Uma vez o cantor Dorival Caymmi disse através de uma de suas canções que a baiana “Tem torso de seda, tem! / Tem brincos de ouro, tem! / Corrente de ouro, tem! / Tem pano-da-costa, tem! / Sandália enfeitada, tem!“. No entanto, além dessas atribuições, as baianas, mulheres que se dedicam à venda de acarajés, vêm mostrando ao longo do tempo que garra e persistência também são características delas.

Depois de lutarem e conseguirem, em 1998, a regularização da profissão de ‘baiana do acarajé’, essas mulheres, que sabem como ninguém a arte de produzir e comercializar o acarajé, uma das principais iguarias da culinária afro-brasileira, lutam agora pelo direito de exclusividade na venda deste típico alimento da Bahia.

Na capital Salvador, as baianas já recorrem à justiça para que a comercialização do acarajé seja proibida em lojas e supermercados. Elas defendem que o produto seja vendido somente por baianas legítimas e em tabuleiros de madeira.

A exigência tem dividido opiniões entre consumidores e comerciantes da cidade de Juazeiro, onde o acarajé também é bastante consumido, em especial na orla da cidade.

A baiana do acarajé Anete Ferreira (40), conhecida como Ana do Acarajé, trabalha com a comercialização do produto há 14 anos. Na opinião dela, a exigência das baianas de Salvador é importante para preservar a cultura da Bahia.

Anete Ferreira vende acarajé há 14 anos

“O acarajé foi tombado como patrimônio histórico de Salvador. Se ele não for vendido no tabuleiro de madeira, acaba perdendo a sua essência cultural, típica do nosso estado”, enfatizou a comerciante, que justifica não usar, diariamente, adereços de ‘baiana do acarajé’, como colares, saias e túnicas, geralmente brancas, em decorrência do calor que faz na cidade de Juazeiro.

Já para Leoneide Alcântara (53), comerciante de acarajé há mais de dez anos, a preservação cultural deve ser repensada, em virtude da modernização. “Um dia me vesti de baiana e vendi acarajé no tabuleiro, mas a gente tem que pensar que as coisas estão se modernizando e a gente tem que acompanhar as mudanças. Por isso, não vejo mais necessidade em usar os adereços de baiana e o tabuleiro”, pontuou.

Leoneide acrescenta ainda que é injusto que a comercialização do acarajé não seja livremente permitida. “A venda dessa iguaria passou a ser uma forma de sobrevivência ou uma renda a mais para muitos.

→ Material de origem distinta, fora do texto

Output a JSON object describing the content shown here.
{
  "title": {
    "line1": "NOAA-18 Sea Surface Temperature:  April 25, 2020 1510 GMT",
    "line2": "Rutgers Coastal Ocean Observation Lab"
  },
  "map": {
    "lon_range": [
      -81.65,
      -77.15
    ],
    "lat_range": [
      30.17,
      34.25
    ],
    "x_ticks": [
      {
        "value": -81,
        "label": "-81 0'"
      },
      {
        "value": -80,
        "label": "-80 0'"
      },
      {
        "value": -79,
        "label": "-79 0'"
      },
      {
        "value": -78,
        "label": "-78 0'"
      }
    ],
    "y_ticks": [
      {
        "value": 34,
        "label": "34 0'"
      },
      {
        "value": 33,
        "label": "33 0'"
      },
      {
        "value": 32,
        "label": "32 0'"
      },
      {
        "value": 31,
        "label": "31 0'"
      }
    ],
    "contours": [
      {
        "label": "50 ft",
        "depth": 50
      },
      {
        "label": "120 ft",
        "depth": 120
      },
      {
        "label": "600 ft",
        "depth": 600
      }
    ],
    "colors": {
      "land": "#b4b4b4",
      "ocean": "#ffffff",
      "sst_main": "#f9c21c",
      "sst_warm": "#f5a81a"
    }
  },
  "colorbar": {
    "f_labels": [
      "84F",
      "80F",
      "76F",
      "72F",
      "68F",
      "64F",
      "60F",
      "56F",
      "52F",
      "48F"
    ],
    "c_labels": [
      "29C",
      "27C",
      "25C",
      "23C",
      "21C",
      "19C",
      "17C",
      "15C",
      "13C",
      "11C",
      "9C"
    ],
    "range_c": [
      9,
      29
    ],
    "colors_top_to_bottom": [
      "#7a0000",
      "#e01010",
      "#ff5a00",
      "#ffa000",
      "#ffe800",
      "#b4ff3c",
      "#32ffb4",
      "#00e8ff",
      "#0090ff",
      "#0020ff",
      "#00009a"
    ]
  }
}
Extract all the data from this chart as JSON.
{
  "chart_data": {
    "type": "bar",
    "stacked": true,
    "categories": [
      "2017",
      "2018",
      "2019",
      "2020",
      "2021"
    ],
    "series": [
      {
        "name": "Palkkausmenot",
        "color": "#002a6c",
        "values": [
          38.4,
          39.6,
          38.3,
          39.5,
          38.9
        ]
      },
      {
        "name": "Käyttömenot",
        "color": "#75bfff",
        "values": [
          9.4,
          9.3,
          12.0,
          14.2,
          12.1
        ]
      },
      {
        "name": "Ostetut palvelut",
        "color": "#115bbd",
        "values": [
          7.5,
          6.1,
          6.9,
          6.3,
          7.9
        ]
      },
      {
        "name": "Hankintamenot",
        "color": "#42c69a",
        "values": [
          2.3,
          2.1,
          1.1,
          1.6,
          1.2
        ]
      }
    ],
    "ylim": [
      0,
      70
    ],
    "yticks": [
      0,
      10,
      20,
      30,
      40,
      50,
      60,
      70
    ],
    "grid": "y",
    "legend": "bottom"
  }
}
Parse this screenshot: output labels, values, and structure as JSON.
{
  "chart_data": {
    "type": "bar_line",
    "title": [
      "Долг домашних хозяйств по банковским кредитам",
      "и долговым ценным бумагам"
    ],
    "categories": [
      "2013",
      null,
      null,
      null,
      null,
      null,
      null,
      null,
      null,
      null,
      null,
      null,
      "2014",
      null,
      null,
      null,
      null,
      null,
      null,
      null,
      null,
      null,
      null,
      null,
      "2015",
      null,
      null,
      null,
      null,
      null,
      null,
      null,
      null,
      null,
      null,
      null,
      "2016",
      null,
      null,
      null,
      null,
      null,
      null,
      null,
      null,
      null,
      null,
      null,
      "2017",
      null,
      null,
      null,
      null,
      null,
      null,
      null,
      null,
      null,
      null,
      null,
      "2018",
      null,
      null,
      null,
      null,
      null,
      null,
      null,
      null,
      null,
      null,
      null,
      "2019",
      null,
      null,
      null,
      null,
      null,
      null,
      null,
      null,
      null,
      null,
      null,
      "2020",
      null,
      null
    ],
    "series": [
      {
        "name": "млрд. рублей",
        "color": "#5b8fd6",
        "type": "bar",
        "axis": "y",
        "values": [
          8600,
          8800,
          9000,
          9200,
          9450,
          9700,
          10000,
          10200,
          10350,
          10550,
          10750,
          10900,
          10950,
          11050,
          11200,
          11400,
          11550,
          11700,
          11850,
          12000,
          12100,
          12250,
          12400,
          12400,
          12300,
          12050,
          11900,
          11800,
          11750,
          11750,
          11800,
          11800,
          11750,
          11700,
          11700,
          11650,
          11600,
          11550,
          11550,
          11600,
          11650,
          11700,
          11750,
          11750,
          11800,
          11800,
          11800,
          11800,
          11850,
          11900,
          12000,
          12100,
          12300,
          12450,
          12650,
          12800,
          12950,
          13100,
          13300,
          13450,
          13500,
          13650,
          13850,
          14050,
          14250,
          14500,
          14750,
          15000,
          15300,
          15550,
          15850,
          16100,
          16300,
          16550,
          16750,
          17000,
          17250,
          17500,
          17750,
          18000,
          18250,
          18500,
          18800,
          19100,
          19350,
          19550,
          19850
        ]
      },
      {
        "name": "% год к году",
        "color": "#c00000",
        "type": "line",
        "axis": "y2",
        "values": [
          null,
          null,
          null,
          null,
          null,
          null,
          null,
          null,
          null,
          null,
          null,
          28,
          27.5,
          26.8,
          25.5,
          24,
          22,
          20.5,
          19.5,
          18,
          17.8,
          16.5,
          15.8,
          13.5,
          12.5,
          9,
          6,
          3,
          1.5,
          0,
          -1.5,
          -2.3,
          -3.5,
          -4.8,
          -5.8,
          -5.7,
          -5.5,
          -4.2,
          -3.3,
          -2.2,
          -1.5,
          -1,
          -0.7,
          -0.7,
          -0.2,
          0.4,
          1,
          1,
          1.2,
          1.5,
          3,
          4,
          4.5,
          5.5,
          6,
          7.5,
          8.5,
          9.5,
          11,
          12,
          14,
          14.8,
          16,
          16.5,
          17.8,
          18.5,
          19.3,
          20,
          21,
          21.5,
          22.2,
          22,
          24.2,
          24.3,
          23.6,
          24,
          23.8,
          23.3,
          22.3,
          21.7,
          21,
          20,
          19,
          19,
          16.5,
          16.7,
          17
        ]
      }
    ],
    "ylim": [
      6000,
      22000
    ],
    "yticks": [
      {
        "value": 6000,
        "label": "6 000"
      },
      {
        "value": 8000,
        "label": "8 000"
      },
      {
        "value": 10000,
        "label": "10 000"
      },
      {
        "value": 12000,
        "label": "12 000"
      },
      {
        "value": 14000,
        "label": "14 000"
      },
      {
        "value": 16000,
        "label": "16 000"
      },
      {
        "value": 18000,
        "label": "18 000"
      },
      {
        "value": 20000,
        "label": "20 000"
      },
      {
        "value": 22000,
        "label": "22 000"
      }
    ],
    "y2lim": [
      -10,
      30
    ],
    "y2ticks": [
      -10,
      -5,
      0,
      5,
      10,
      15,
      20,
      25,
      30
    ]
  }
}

Quer dizer que, por causa de uma tradição as pessoas vão deixar de lucrar? Isso é injusto”, opinou a comerciante.

"A venda do acarajé deve ser exclusiva da baiana", opina o camelô Bartolomeu Moraes.

Entre os consumidores, as opiniões também são diversas. O camelô Bartolomeu Moraes (52) enfatiza que a venda do acarajé deve ser proibida em lugares em que não há uma baiana e um tabuleiro por perto.

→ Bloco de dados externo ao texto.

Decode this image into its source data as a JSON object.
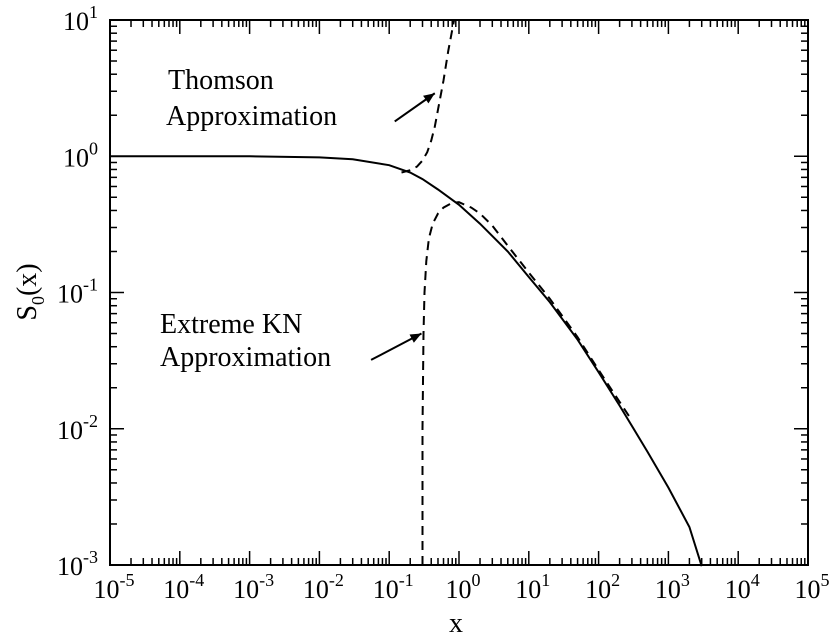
{
  "chart_data": {
    "type": "line",
    "xlabel": "x",
    "ylabel": "S",
    "ylabel_subscript": "0",
    "ylabel_suffix": "(x)",
    "xscale": "log",
    "yscale": "log",
    "xlim": [
      1e-05,
      100000.0
    ],
    "ylim": [
      0.001,
      10
    ],
    "grid": false,
    "x_ticks": [
      {
        "base": "10",
        "exp": "-5"
      },
      {
        "base": "10",
        "exp": "-4"
      },
      {
        "base": "10",
        "exp": "-3"
      },
      {
        "base": "10",
        "exp": "-2"
      },
      {
        "base": "10",
        "exp": "-1"
      },
      {
        "base": "10",
        "exp": "0"
      },
      {
        "base": "10",
        "exp": "1"
      },
      {
        "base": "10",
        "exp": "2"
      },
      {
        "base": "10",
        "exp": "3"
      },
      {
        "base": "10",
        "exp": "4"
      },
      {
        "base": "10",
        "exp": "5"
      }
    ],
    "y_ticks": [
      {
        "base": "10",
        "exp": "-3"
      },
      {
        "base": "10",
        "exp": "-2"
      },
      {
        "base": "10",
        "exp": "-1"
      },
      {
        "base": "10",
        "exp": "0"
      },
      {
        "base": "10",
        "exp": "1"
      }
    ],
    "series": [
      {
        "style": "solid",
        "x": [
          1e-05,
          0.0001,
          0.001,
          0.01,
          0.03,
          0.1,
          0.2,
          0.3,
          0.5,
          1,
          2,
          5,
          10,
          20,
          50,
          100,
          200,
          500,
          1000,
          2000,
          3000
        ],
        "y": [
          1.0,
          1.0,
          1.0,
          0.98,
          0.95,
          0.86,
          0.76,
          0.68,
          0.57,
          0.44,
          0.32,
          0.2,
          0.13,
          0.085,
          0.045,
          0.026,
          0.0148,
          0.0068,
          0.0037,
          0.0019,
          0.00098
        ]
      },
      {
        "style": "dashed",
        "x": [
          0.15,
          0.2,
          0.25,
          0.3,
          0.35,
          0.4,
          0.45,
          0.5,
          0.6,
          0.7,
          0.85
        ],
        "y": [
          0.76,
          0.79,
          0.84,
          0.93,
          1.07,
          1.3,
          1.65,
          2.2,
          3.6,
          5.9,
          10
        ]
      },
      {
        "style": "dashed",
        "x": [
          0.3,
          0.3,
          0.31,
          0.32,
          0.34,
          0.37,
          0.42,
          0.5,
          0.6,
          0.8,
          1,
          1.5,
          2,
          3,
          5,
          10,
          20,
          50,
          100,
          300
        ],
        "y": [
          0.001,
          0.01,
          0.05,
          0.1,
          0.17,
          0.25,
          0.32,
          0.38,
          0.42,
          0.455,
          0.46,
          0.42,
          0.38,
          0.31,
          0.22,
          0.14,
          0.09,
          0.047,
          0.027,
          0.0115
        ]
      }
    ],
    "annotations": [
      {
        "line1": "Thomson",
        "line2": "Approximation",
        "arrow_from": [
          0.12,
          1.8
        ],
        "arrow_to": [
          0.45,
          2.9
        ]
      },
      {
        "line1": "Extreme KN",
        "line2": "Approximation",
        "arrow_from": [
          0.055,
          0.032
        ],
        "arrow_to": [
          0.29,
          0.05
        ]
      }
    ]
  }
}
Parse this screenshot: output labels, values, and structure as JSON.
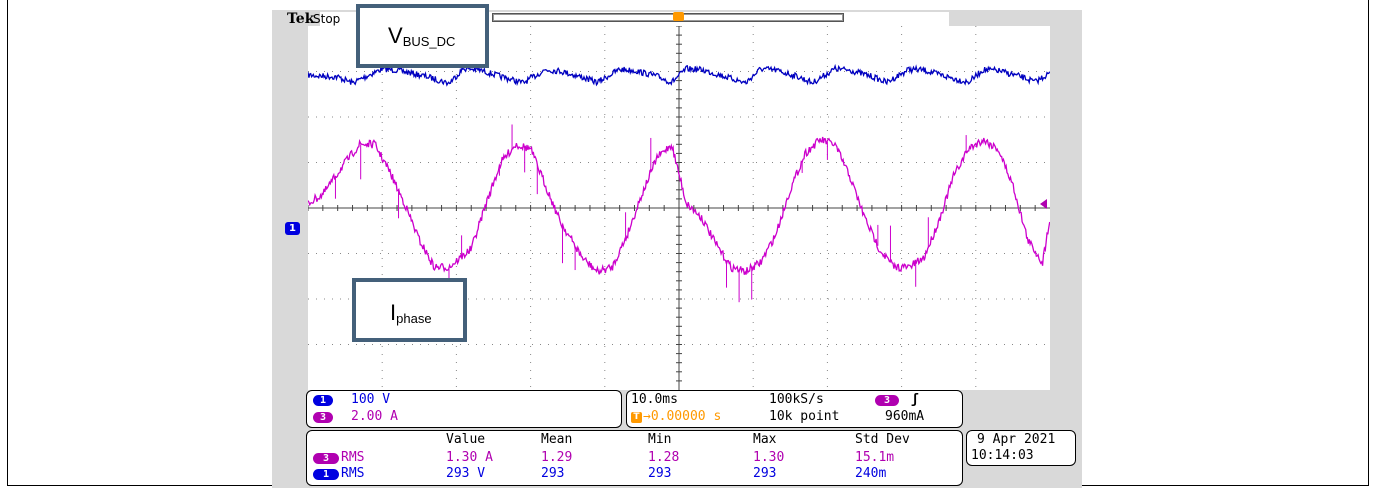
{
  "scope": {
    "brand": "Tek",
    "state": "Stop",
    "trigger_marker": "T",
    "ch1_ground_marker": "1"
  },
  "annotations": {
    "vbus_main": "V",
    "vbus_sub": "BUS_DC",
    "iphase_main": "I",
    "iphase_sub": "phase"
  },
  "channels": [
    {
      "badge": "1",
      "scale": "100 V",
      "color": "#0000e0"
    },
    {
      "badge": "3",
      "scale": "2.00 A",
      "color": "#b000b0"
    }
  ],
  "timebase": {
    "time_div": "10.0ms",
    "sample_rate": "100kS/s",
    "record_length": "10k point",
    "trigger_position": "→0.00000 s",
    "trigger_channel": "3",
    "trigger_slope": "ʃ",
    "trigger_level": "960mA"
  },
  "measurements": {
    "headers": [
      "Value",
      "Mean",
      "Min",
      "Max",
      "Std Dev"
    ],
    "rows": [
      {
        "badge": "3",
        "name": "RMS",
        "value": "1.30 A",
        "mean": "1.29",
        "min": "1.28",
        "max": "1.30",
        "std": "15.1m",
        "color": "#b000b0"
      },
      {
        "badge": "1",
        "name": "RMS",
        "value": "293 V",
        "mean": "293",
        "min": "293",
        "max": "293",
        "std": "240m",
        "color": "#0000e0"
      }
    ]
  },
  "datetime": {
    "date": "9 Apr  2021",
    "time": "10:14:03"
  },
  "chart_data": {
    "type": "line",
    "title": "",
    "xlabel": "",
    "ylabel": "",
    "x_divisions": 10,
    "y_divisions": 8,
    "x_unit": "ms",
    "xlim": [
      -50,
      50
    ],
    "grid": true,
    "series": [
      {
        "name": "V_BUS_DC",
        "color": "#0000c0",
        "unit": "V",
        "volts_per_div": 100,
        "x": [
          -50,
          -46,
          -44,
          -40,
          -38,
          -34,
          -31,
          -29,
          -27,
          -24,
          -21,
          -18,
          -16,
          -13,
          -11,
          -8,
          -6,
          -3,
          -1,
          1,
          3,
          6,
          9,
          11,
          13,
          16,
          18,
          21,
          23,
          26,
          28,
          31,
          33,
          36,
          39,
          41,
          43,
          46,
          48,
          50
        ],
        "values": [
          292,
          288,
          275,
          306,
          303,
          289,
          274,
          307,
          304,
          289,
          275,
          304,
          301,
          287,
          276,
          305,
          302,
          290,
          276,
          306,
          304,
          290,
          275,
          306,
          303,
          289,
          275,
          306,
          303,
          289,
          276,
          305,
          303,
          289,
          276,
          304,
          302,
          289,
          277,
          297
        ]
      },
      {
        "name": "I_phase",
        "color": "#cc00cc",
        "unit": "A",
        "amps_per_div": 2,
        "x": [
          -50,
          -48,
          -45,
          -43,
          -41,
          -39,
          -37,
          -35,
          -33,
          -31,
          -28,
          -26,
          -24,
          -22,
          -20,
          -18,
          -16,
          -13,
          -11,
          -9,
          -7,
          -5,
          -3,
          -1,
          1,
          3,
          5,
          7,
          9,
          11,
          13,
          15,
          17,
          19,
          21,
          23,
          25,
          27,
          29,
          31,
          33,
          35,
          37,
          39,
          41,
          43,
          45,
          47,
          49,
          50
        ],
        "values": [
          0.2,
          0.6,
          2.0,
          2.8,
          2.8,
          1.6,
          0.2,
          -1.4,
          -2.6,
          -2.6,
          -1.8,
          0.2,
          2.0,
          2.8,
          2.6,
          1.0,
          -0.6,
          -2.2,
          -2.8,
          -2.6,
          -1.2,
          0.6,
          2.2,
          2.8,
          0.2,
          -0.4,
          -1.6,
          -2.6,
          -2.8,
          -2.4,
          -1.2,
          0.8,
          2.4,
          3.0,
          2.8,
          1.4,
          -0.4,
          -1.8,
          -2.6,
          -2.6,
          -2.2,
          -0.6,
          1.4,
          2.6,
          3.0,
          2.6,
          1.0,
          -1.4,
          -2.4,
          -0.4
        ]
      }
    ]
  }
}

“O acarajé fica melhor quando é feito por uma baiana, para ser vendido logo depois que sair do tabuleiro. Sem contar que, quando outros estabelecimentos comercializam essa receita da culinária baiana, tira a renda que deveria ser de uma baiana”, argumenta.

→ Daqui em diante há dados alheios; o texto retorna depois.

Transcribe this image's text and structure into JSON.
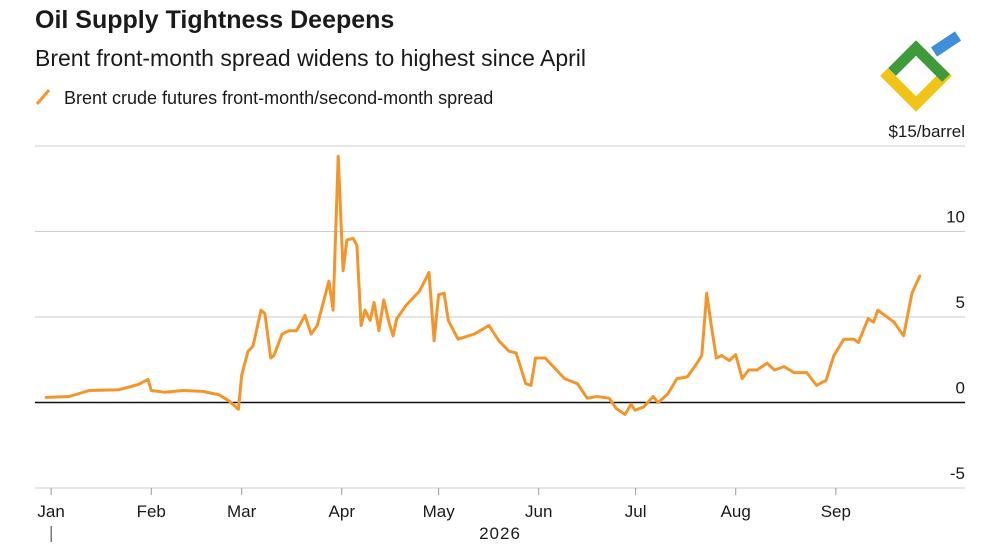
{
  "chart_data": {
    "type": "line",
    "title": "Oil Supply Tightness Deepens",
    "subtitle": "Brent front-month spread widens to highest since April",
    "xlabel": "2026",
    "x": [
      -1.5,
      5.6,
      11.8,
      21,
      27,
      30,
      31,
      35,
      41,
      47,
      52,
      55,
      58,
      59,
      61,
      62.5,
      65,
      66.2,
      68,
      69,
      71.5,
      73.7,
      76,
      78.6,
      80.5,
      82.4,
      86,
      87.3,
      88.9,
      90.4,
      91.6,
      93.5,
      94.7,
      96,
      97.2,
      98.8,
      100,
      101.5,
      103,
      104.6,
      105.9,
      107,
      110,
      114,
      117,
      118.6,
      120,
      121.7,
      123,
      126,
      131,
      135.6,
      138.7,
      141.8,
      144,
      147,
      148.6,
      150,
      153,
      156,
      159,
      163,
      166,
      169,
      172.8,
      175,
      177.7,
      179.6,
      180.8,
      183.6,
      186.4,
      188,
      191,
      193.8,
      197,
      200,
      201.5,
      203,
      204.6,
      206,
      207.7,
      210,
      212,
      214,
      216,
      218.6,
      221.7,
      224,
      227,
      230,
      234,
      237,
      240,
      242.4,
      245.5,
      248.6,
      250,
      253,
      254.7,
      256,
      261,
      264,
      266.6,
      269
    ],
    "series": [
      {
        "name": "Brent crude futures front-month/second-month spread",
        "color": "#f4952b",
        "values": [
          0.3,
          0.35,
          0.7,
          0.75,
          1.05,
          1.35,
          0.7,
          0.6,
          0.7,
          0.65,
          0.45,
          0.1,
          -0.4,
          1.6,
          3.0,
          3.3,
          5.4,
          5.2,
          2.6,
          2.75,
          4.0,
          4.2,
          4.2,
          5.1,
          4.0,
          4.5,
          7.1,
          5.4,
          14.4,
          7.7,
          9.5,
          9.6,
          9.2,
          4.5,
          5.4,
          4.8,
          5.85,
          4.2,
          6.0,
          4.7,
          3.9,
          4.9,
          5.7,
          6.5,
          7.6,
          3.6,
          6.3,
          6.4,
          4.8,
          3.7,
          4.0,
          4.5,
          3.6,
          3.0,
          2.9,
          1.1,
          1.0,
          2.6,
          2.6,
          2.0,
          1.4,
          1.1,
          0.25,
          0.35,
          0.25,
          -0.35,
          -0.7,
          -0.1,
          -0.45,
          -0.25,
          0.35,
          0,
          0.5,
          1.4,
          1.5,
          2.3,
          2.75,
          6.4,
          4.3,
          2.6,
          2.75,
          2.45,
          2.8,
          1.4,
          1.9,
          1.9,
          2.3,
          1.9,
          2.1,
          1.75,
          1.75,
          1.0,
          1.3,
          2.75,
          3.7,
          3.7,
          3.5,
          4.9,
          4.7,
          5.4,
          4.7,
          3.9,
          6.4,
          7.4
        ]
      }
    ],
    "xlim": [
      -5,
      283
    ],
    "xticks": [
      {
        "value": 0,
        "label": "Jan"
      },
      {
        "value": 31,
        "label": "Feb"
      },
      {
        "value": 59,
        "label": "Mar"
      },
      {
        "value": 90,
        "label": "Apr"
      },
      {
        "value": 120,
        "label": "May"
      },
      {
        "value": 151,
        "label": "Jun"
      },
      {
        "value": 181,
        "label": "Jul"
      },
      {
        "value": 212,
        "label": "Aug"
      },
      {
        "value": 243,
        "label": "Sep"
      }
    ],
    "ylim": [
      -5,
      15
    ],
    "yticks": [
      {
        "value": 15,
        "label": "$15/barrel"
      },
      10,
      5,
      0,
      -5
    ],
    "grid": true
  }
}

A cozinheira Meire Lúcia defende que o acarajé pode ser vendido em qualquer lugar.

“O acarajé deve ser vendido em qualquer lugar, mesmo que seja em uma loja ou supermercado. Se fosse assim, não se poderia vender sorvete em farmácia, por exemplo”, comentou a cozinheira Meire Lúcia (48), finalizando que respeita a luta das baianas do acarajé, mas, “seja onde for vendido, o acarajé sempre fará parte da culinária baiana”.